Answer: We updated figure 2 to include the CBS code in the reference strains and in cases where the strain was isolated from Agave we also added this in the name. We consequently update figure 2 and its figure caption. We are also registering all the sequences obtained in GenBank and this information will be added to the body of the MS text in the results part, line 205.

• Figure 3 - What is the 1,2,3? Explain more in the legend also the species. The color of the legend should not be the same between a and b 

Answer: The legend, position of data and colors were corrected to make all the information indeed clearer.

• Discussion - It would be nice to discuss the fact that new species appear during fermentation for the 3 distilleries that were not present in the beginning, ex Td 

Answer: T. delbrueckii and P. kluyveri are detected only on spring in two distilleries, we suppose that it is more sensitive to ambient temperature than the other yeast species, we included this observation in lines 232-234.

• Why do you have isolated bacteria if you haven’t typed them? Pls comment more or erase their isolation

Answer: The presence of bacteria in agave fermentations has been indeed reported, but it is usually used as a quality control (spoilage) parameter, due to acetic acid production at the end of the fermentation. Bacteria were quantified as it is part of the official norm for this kind of products.

• Line 388 - Microbiota or yeast? 

Answer: We have changed to yeast, it is highlighted in yellow, now line 408-409

• Conclusion- Can the indigenous microbiota have a negative impact on the production?

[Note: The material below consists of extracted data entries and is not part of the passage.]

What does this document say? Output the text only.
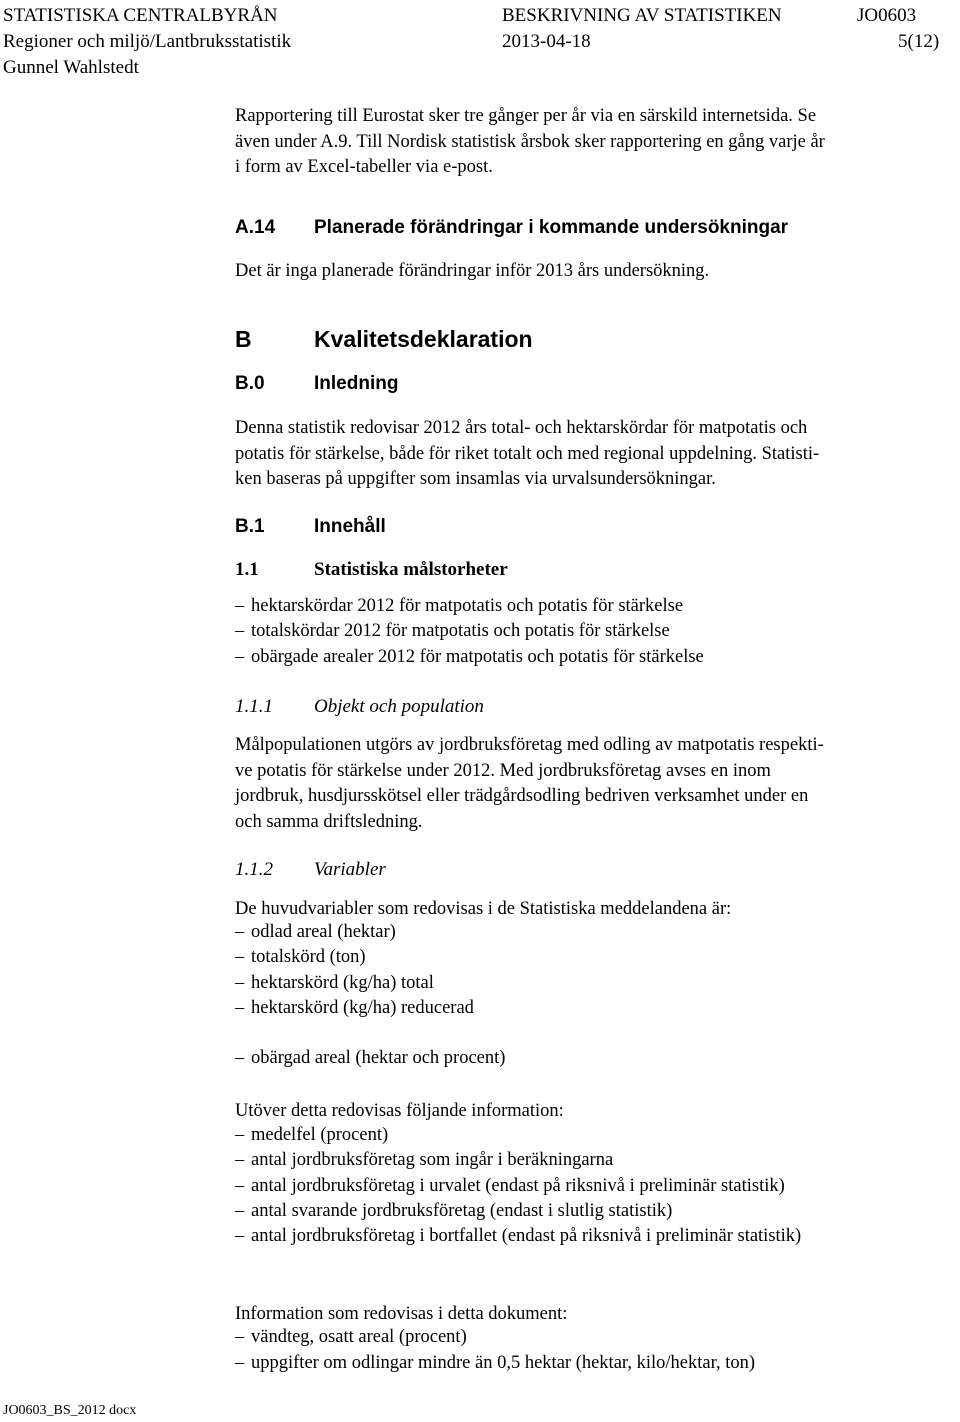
STATISTISKA CENTRALBYRÅN	BESKRIVNING AV STATISTIKEN	JO0603
Regioner och miljö/Lantbruksstatistik	2013-04-18	5(12)
Gunnel Wahlstedt
Rapportering till Eurostat sker tre gånger per år via en särskild internetsida. Se
även under A.9. Till Nordisk statistisk årsbok sker rapportering en gång varje år
i form av Excel-tabeller via e-post.
A.14 Planerade förändringar i kommande undersökningar
Det är inga planerade förändringar inför 2013 års undersökning.
B	Kvalitetsdeklaration
B.0	Inledning
Denna statistik redovisar 2012 års total- och hektarskördar för matpotatis och
potatis för stärkelse, både för riket totalt och med regional uppdelning. Statisti-
ken baseras på uppgifter som insamlas via urvalsundersökningar.
B.1	Innehåll
1.1	Statistiska målstorheter
– hektarskördar 2012 för matpotatis och potatis för stärkelse
– totalskördar 2012 för matpotatis och potatis för stärkelse
– obärgade arealer 2012 för matpotatis och potatis för stärkelse
1.1.1 Objekt och population
Målpopulationen utgörs av jordbruksföretag med odling av matpotatis respekti-
ve potatis för stärkelse under 2012. Med jordbruksföretag avses en inom
jordbruk, husdjursskötsel eller trädgårdsodling bedriven verksamhet under en
och samma driftsledning.
1.1.2 Variabler
De huvudvariabler som redovisas i de Statistiska meddelandena är:
– odlad areal (hektar)
– totalskörd (ton)
– hektarskörd (kg/ha) total
– hektarskörd (kg/ha) reducerad
– obärgad areal (hektar och procent)
Utöver detta redovisas följande information:
– medelfel (procent)
– antal jordbruksföretag som ingår i beräkningarna
– antal jordbruksföretag i urvalet (endast på riksnivå i preliminär statistik)
– antal svarande jordbruksföretag (endast i slutlig statistik)
– antal jordbruksföretag i bortfallet (endast på riksnivå i preliminär statistik)
Information som redovisas i detta dokument:
– vändteg, osatt areal (procent)
– uppgifter om odlingar mindre än 0,5 hektar (hektar, kilo/hektar, ton)
JO0603_BS_2012 docx
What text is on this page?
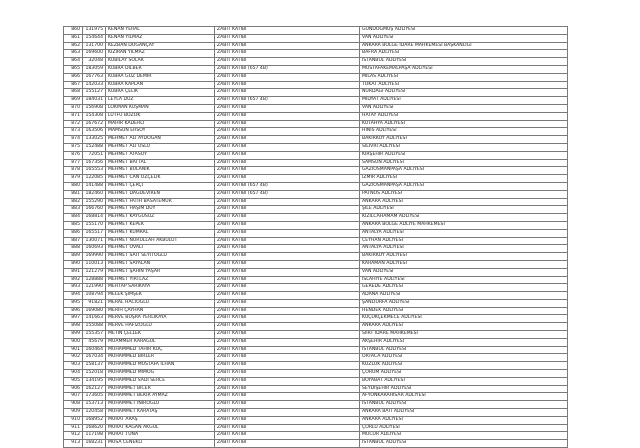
860	131975	KENAN YERAL	ZABIT KATIBI	GUNDOGMUŞ ADLIYESI
861	154644	KENAN YILMAZ	ZABIT KATIBI	VAN ADLIYESI
862	131700	KEZBAN DOĞANÇAY	ZABIT KATIBI	ANKARA BÖLGE İDARE MAHKEMESİ BAŞKANLIĞI
863	169600	KIZIRAN YILMAZ	ZABIT KATIBI	BAFRA ADLIYESI
864	32048	KUBILAY SOLAK	ZABIT KATIBI	İSTANBUL ADLIYESI
865	183059	KUBRA DILBER	ZABIT KATIBI (657 4B)	MUSTAFAKEMALPAŞA ADLIYESI
866	167763	KUBRA GÜZ DEMIR	ZABIT KATIBI	MILAS ADLIYESI
867	142033	KUBRA KAPLAN	ZABIT KATIBI	TOKAT ADLIYESI
868	155127	KÜBRA ÇELIK	ZABIT KATIBI	NURDAĞI ADLIYESI
869	184031	LEYLA DÜZ	ZABIT KATIBI (657 4B)	MİDYAT ADLIYESI
870	156908	LOKMAN KUŞMAN	ZABIT KATIBI	VAN ADLIYESI
871	154308	LÜTFÜ BOZOK	ZABIT KATIBI	HATAY ADLIYESI
872	167672	MAHIR KADERLI	ZABIT KATIBI	KÜTAHYA ADLIYESI
873	163506	MAMSUN ERSOY	ZABIT KATIBI	HINIS ADLIYESI
874	133025	MEHMET ALI AYDOĞAN	ZABIT KATIBI	BAKIRKÖY ADLIYESI
875	152488	MEHMET ALI USLU	ZABIT KATIBI	SİLİVRİ ADLIYESI
876	72051	MEHMET ATASOY	ZABIT KATIBI	KIRŞEHİR ADLIYESI
877	167356	MEHMET BATTAL	ZABIT KATIBI	SAMSUN ADLIYESI
878	165553	MEHMET BULANIK	ZABIT KATIBI	GAZİOSMANPAŞA ADLIYESI
879	122085	MEHMET CAN ÖZÇELIK	ZABIT KATIBI	İZMİR ADLIYESI
880	141488	MEHMET ÇERÇI	ZABIT KATIBI (657 4B)	GAZİOSMANPAŞA ADLIYESI
881	182460	MEHMET DAĞDEVIREN	ZABIT KATIBI (657 4B)	PATNOS ADLIYESI
882	155290	MEHMET FATIH BASATEMÜR	ZABIT KATIBI	ANKARA ADLIYESI
883	166760	MEHMET HAŞIM DUY	ZABIT KATIBI	ŞİLE ADLIYESI
884	168814	MEHMET KAYGUSUZ	ZABIT KATIBI	KIZILCAHAMAM ADLIYESI
885	155170	MEHMET KEPEK	ZABIT KATIBI	ANKARA BÖLGE ADLİYE MAHKEMESİ
886	165517	MEHMET KÜMRAL	ZABIT KATIBI	ANTALYA ADLIYESI
887	130071	MEHMET NURULLAH AKBULUT	ZABIT KATIBI	CEYHAN ADLIYESI
888	160693	MEHMET OVALI	ZABIT KATIBI	ANTALYA ADLIYESI
889	169990	MEHMET SAIT SEYITOĞLU	ZABIT KATIBI	BAKIRKÖY ADLIYESI
890	110013	MEHMET SAYALAN	ZABIT KATIBI	KARAMAN ADLIYESI
891	121279	MEHMET ŞAHIN YAŞAR	ZABIT KATIBI	VAN ADLIYESI
892	128888	MEHMET YIRTLAZ	ZABIT KATIBI	İSLAHİYE ADLIYESI
893	121990	MEHTAP SARIKAYA	ZABIT KATIBI	GEREDE ADLIYESI
894	108794	MELEK ŞIMŞEK	ZABIT KATIBI	ADANA ADLIYESI
895	91821	MERAL HACIOĞLU	ZABIT KATIBI	ŞANLIURFA ADLIYESI
896	169080	MERIH ÇAYHAN	ZABIT KATIBI	HENDEK ADLIYESI
897	141663	MERVE BÜŞRA YERLIKAYA	ZABIT KATIBI	KÜÇÜKÇEKMECE ADLIYESI
898	155088	MERVE HAFIZOĞLU	ZABIT KATIBI	ANKARA ADLIYESI
899	155357	METIN ÇELLEK	ZABIT KATIBI	SİİRT İDARE MAHKEMESİ
900	45679	MUAMMER KARAGÜL	ZABIT KATIBI	AKŞEHİR ADLIYESI
901	160464	MUHAMMED TAHIR KOÇ	ZABIT KATIBI	İSTANBUL ADLIYESI
902	167034	MUHAMMED BIRLER	ZABIT KATIBI	ORTACA ADLIYESI
903	158137	MUHAMMED MUSTAFA ILHAN	ZABIT KATIBI	KOZLUK ADLIYESI
904	152018	MUHAMMED MIMOĞ	ZABIT KATIBI	ÇORUM ADLIYESI
905	134195	MUHAMMED SADI SERCE	ZABIT KATIBI	BOYABAT ADLIYESI
906	162127	MUHAMMET BICER	ZABIT KATIBI	SEYDİŞEHİR ADLIYESI
907	173605	MUHAMMET BEKIR AYMAZ	ZABIT KATIBI	AFYONKARAHİSAR ADLIYESI
908	153713	MUHAMMET İNIROĞLU	ZABIT KATIBI	İSTANBUL ADLIYESI
909	120458	MUHAMMET KARATAŞ	ZABIT KATIBI	ANKARA BATI ADLIYESI
910	168952	MURAT ARAŞ	ZABIT KATIBI	ANKARA ADLIYESI
911	168620	MURAT KAĞAN AKGÜL	ZABIT KATIBI	ÇORLU ADLIYESI
912	117198	MURAT TUNA	ZABIT KATIBI	MUCUR ADLIYESI
913	168231	MUSA CENEKLI	ZABIT KATIBI	İSTANBUL ADLIYESI
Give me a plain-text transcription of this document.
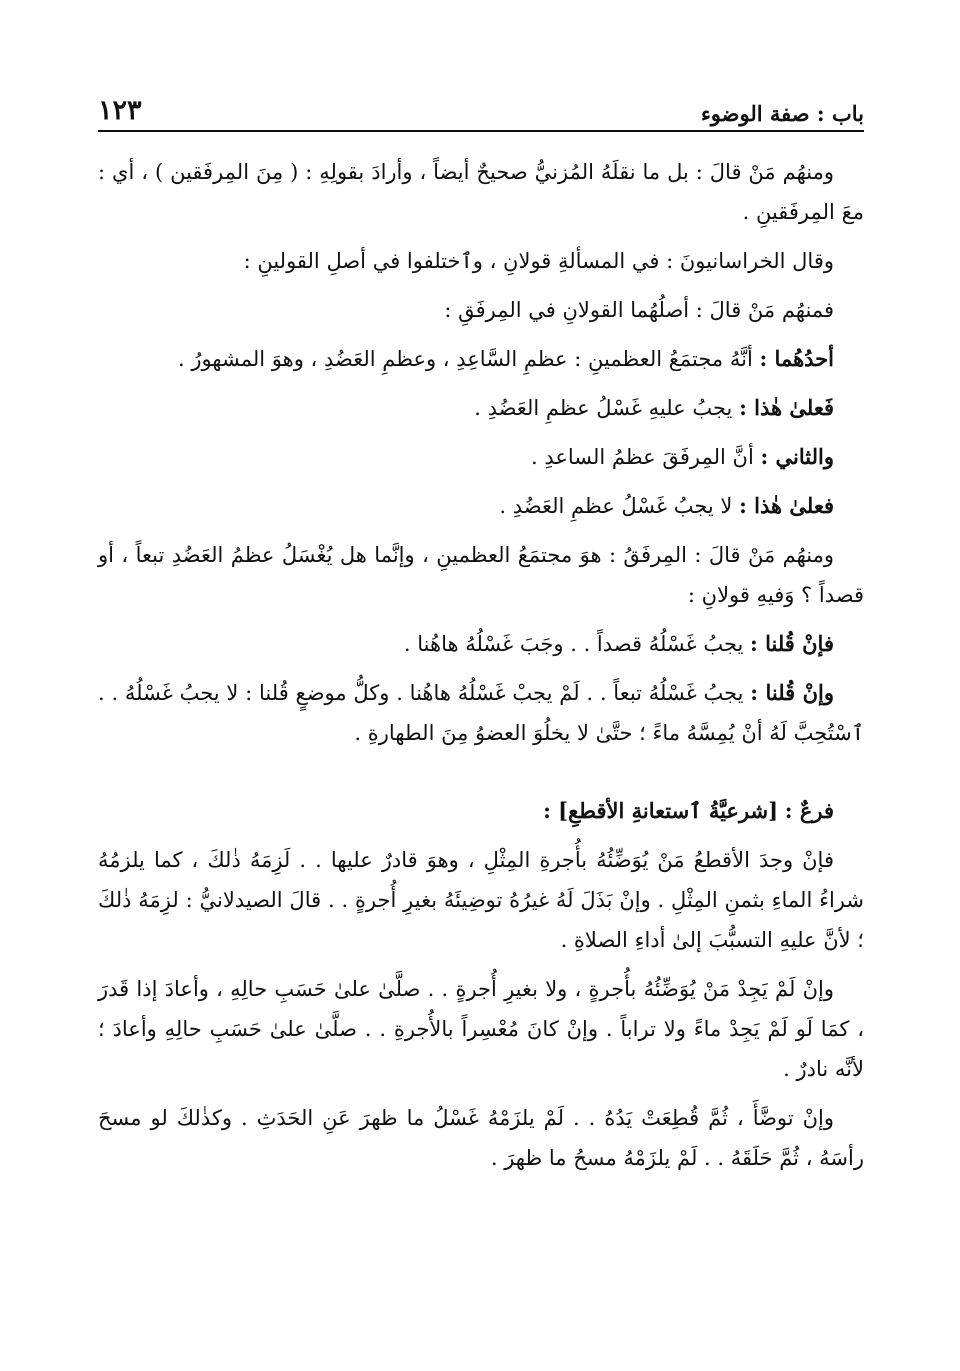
باب : صفة الوضوء
١٢٣

ومنهُم مَنْ قالَ : بل ما نقلَهُ المُزنيُّ صحيحٌ أيضاً ، وأرادَ بقولِهِ : ( مِنَ المِرفَقين ) ، أي : معَ المِرفَقينِ .

وقال الخراسانيونَ : في المسألةِ قولانِ ، وٱختلفوا في أصلِ القولينِ :

فمنهُم مَنْ قالَ : أصلُهُما القولانِ في المِرفَقِ :

أحدُهُما : أنَّهُ مجتمَعُ العظمينِ : عظمِ السَّاعِدِ ، وعظمِ العَضُدِ ، وهوَ المشهورُ .

فَعلىٰ هٰذا : يجبُ عليهِ غَسْلُ عظمِ العَضُدِ .

والثاني : أنَّ المِرفَقَ عظمُ الساعدِ .

فعلىٰ هٰذا : لا يجبُ غَسْلُ عظمِ العَضُدِ .

ومنهُم مَنْ قالَ : المِرفَقُ : هوَ مجتمَعُ العظمينِ ، وإنَّما هل يُغْسَلُ عظمُ العَضُدِ تبعاً ، أو قصداً ؟ وَفيهِ قولانِ :

فإنْ قُلنا : يجبُ غَسْلُهُ قصداً . . وجَبَ غَسْلُهُ هاهُنا .

وإنْ قُلنا : يجبُ غَسْلُهُ تبعاً . . لَمْ يجبْ غَسْلُهُ هاهُنا . وكلُّ موضعٍ قُلنا : لا يجبُ غَسْلُهُ . . ٱسْتُحِبَّ لَهُ أنْ يُمِسَّهُ ماءً ؛ حتَّىٰ لا يخلُوَ العضوُ مِنَ الطهارةِ .

فرعٌ : [شرعيَّةُ ٱستعانةِ الأقطعِ] :

فإنْ وجدَ الأقطعُ مَنْ يُوَضِّئُهُ بأُجرةِ المِثْلِ ، وهوَ قادرٌ عليها . . لَزِمَهُ ذٰلكَ ، كما يلزمُهُ شراءُ الماءِ بثمنِ المِثْلِ . وإنْ بَذَلَ لَهُ غيرُهُ توضِيئَهُ بغيرِ أُجرةٍ . . قالَ الصيدلانيُّ : لزِمَهُ ذٰلكَ ؛ لأنَّ عليهِ التسبُّبَ إلىٰ أداءِ الصلاةِ .

وإنْ لَمْ يَجِدْ مَنْ يُوَضِّئُهُ بأُجرةٍ ، ولا بغيرِ أُجرةٍ . . صلَّىٰ علىٰ حَسَبِ حالِهِ ، وأعادَ إذا قَدرَ ، كمَا لَو لَمْ يَجِدْ ماءً ولا تراباً . وإنْ كانَ مُعْسِراً بالأُجرةِ . . صلَّىٰ علىٰ حَسَبِ حالِهِ وأعادَ ؛ لأنَّه نادرٌ .

وإنْ توضَّأَ ، ثُمَّ قُطِعَتْ يَدُهُ . . لَمْ يلزَمْهُ غَسْلُ ما ظهرَ عَنِ الحَدَثِ . وكذٰلكَ لو مسحَ رأسَهُ ، ثُمَّ حَلَقَهُ . . لَمْ يلزَمْهُ مسحُ ما ظهرَ .
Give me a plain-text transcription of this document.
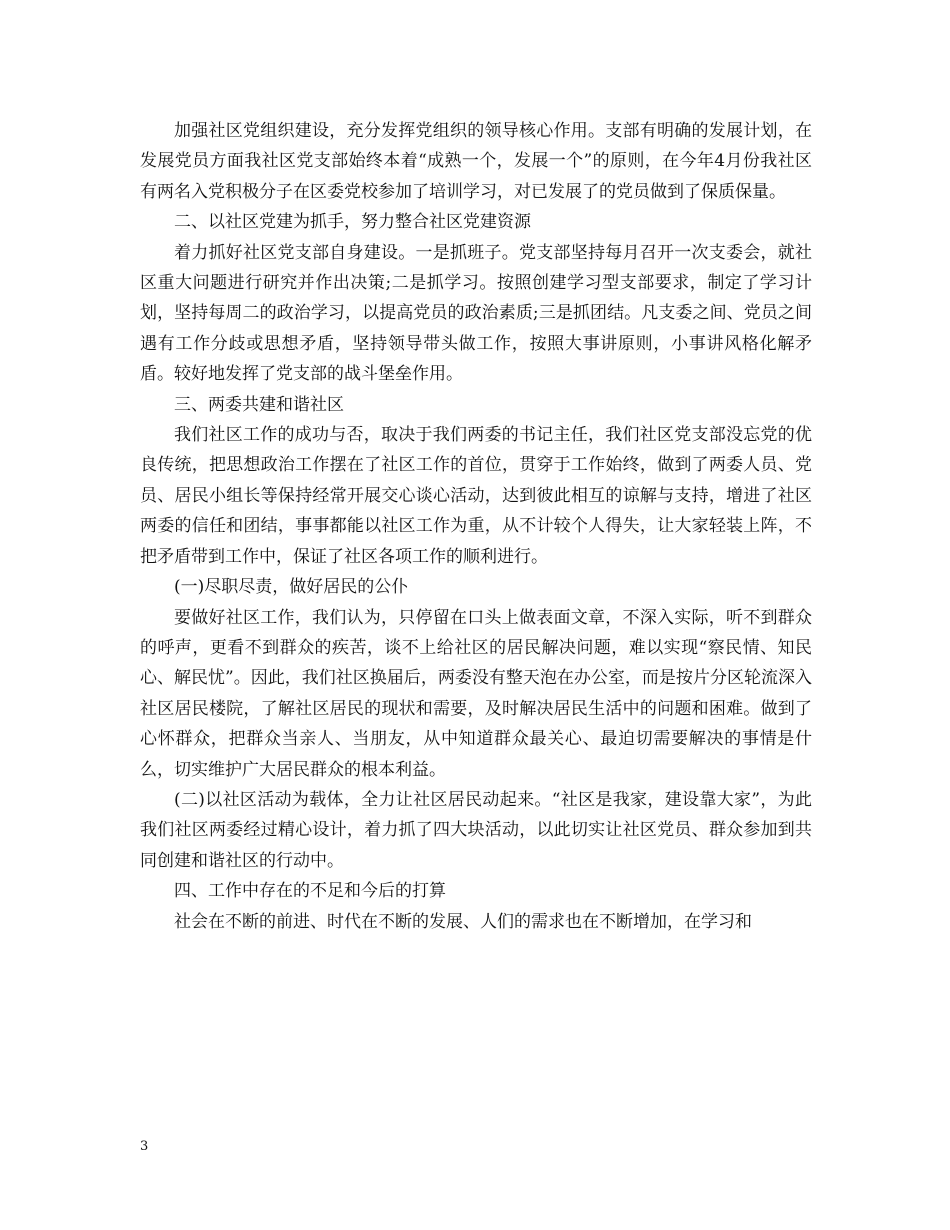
加强社区党组织建设，充分发挥党组织的领导核心作用。支部有明确的发展计划，在发展党员方面我社区党支部始终本着“成熟一个，发展一个”的原则，在今年4月份我社区有两名入党积极分子在区委党校参加了培训学习，对已发展了的党员做到了保质保量。

二、以社区党建为抓手，努力整合社区党建资源

着力抓好社区党支部自身建设。一是抓班子。党支部坚持每月召开一次支委会，就社区重大问题进行研究并作出决策;二是抓学习。按照创建学习型支部要求，制定了学习计划，坚持每周二的政治学习，以提高党员的政治素质;三是抓团结。凡支委之间、党员之间遇有工作分歧或思想矛盾，坚持领导带头做工作，按照大事讲原则，小事讲风格化解矛盾。较好地发挥了党支部的战斗堡垒作用。

三、两委共建和谐社区

我们社区工作的成功与否，取决于我们两委的书记主任，我们社区党支部没忘党的优良传统，把思想政治工作摆在了社区工作的首位，贯穿于工作始终，做到了两委人员、党员、居民小组长等保持经常开展交心谈心活动，达到彼此相互的谅解与支持，增进了社区两委的信任和团结，事事都能以社区工作为重，从不计较个人得失，让大家轻装上阵，不把矛盾带到工作中，保证了社区各项工作的顺利进行。

(一)尽职尽责，做好居民的公仆

要做好社区工作，我们认为，只停留在口头上做表面文章，不深入实际，听不到群众的呼声，更看不到群众的疾苦，谈不上给社区的居民解决问题，难以实现“察民情、知民心、解民忧”。因此，我们社区换届后，两委没有整天泡在办公室，而是按片分区轮流深入社区居民楼院，了解社区居民的现状和需要，及时解决居民生活中的问题和困难。做到了心怀群众，把群众当亲人、当朋友，从中知道群众最关心、最迫切需要解决的事情是什么，切实维护广大居民群众的根本利益。

(二)以社区活动为载体，全力让社区居民动起来。“社区是我家，建设靠大家”，为此我们社区两委经过精心设计，着力抓了四大块活动，以此切实让社区党员、群众参加到共同创建和谐社区的行动中。

四、工作中存在的不足和今后的打算

社会在不断的前进、时代在不断的发展、人们的需求也在不断增加，在学习和

3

Answer: It certainly could, but the demonstration for such negative impact would need to be assessed under more controlled conditions than the ones used in the three distilleries. Main interest of the producers is to stop the process as soon as the fermentation ends, and proceed with distillation, to avoid the increase of acetic acid on the fermented must. The isolated yeasts have been reported in other fermented beverages, and some of them have been associated to a better aromatic profile of the fermented product, as it is the case for K. marxianus and T. delbrueckii.

Round 2

Reviewer 1 Report

Most of the comments are properly responded. But one of the crucial question was not answered. The cultured colonies could not represent the real microbial composition during fermentation. The data are actually not valuable, such as Figure 3. A high throughput sequencing of the fermentation sample should be carefully considered. Correlation analysis between microbiota and flavor chemicals could be offered to give a more convincing conclusion.

Minor editing of English language required

Author Response

Answer: We do agree with Reviewer #1 stating that the data presented is not the whole microbial composition, and indeed, a high-throughput sequencing analysis for both, bacterial and fungal DNA, would provide a complete picture of the microbial diversity of these fermentation systems, and we would indeed very much like to have the complete microbial metagenome of mezcal from Durango, but these samples, as previously stated, were focused on the aim of the project, that was to find new yeast starters, hence only cultivable yeasts were seek. Perhaps the title of our work should be corrected accordingly to clearly indicate this as:

Diversity of culturable yeasts associated with the technification level in the process of mezcal production in the state of Durango

We are currently working with mezcal musts from other States, and such analysis will be carried-out, but not for the samples presented in this work. As for the correlation of microbiota and flavor chemical composition, we can only speculate, based on what it is known for other Agave fermentations, as the specific volatile profiles were not assessed, hence we cannot make such correlation analysis, and preferred not to give a conclusion but just some clues.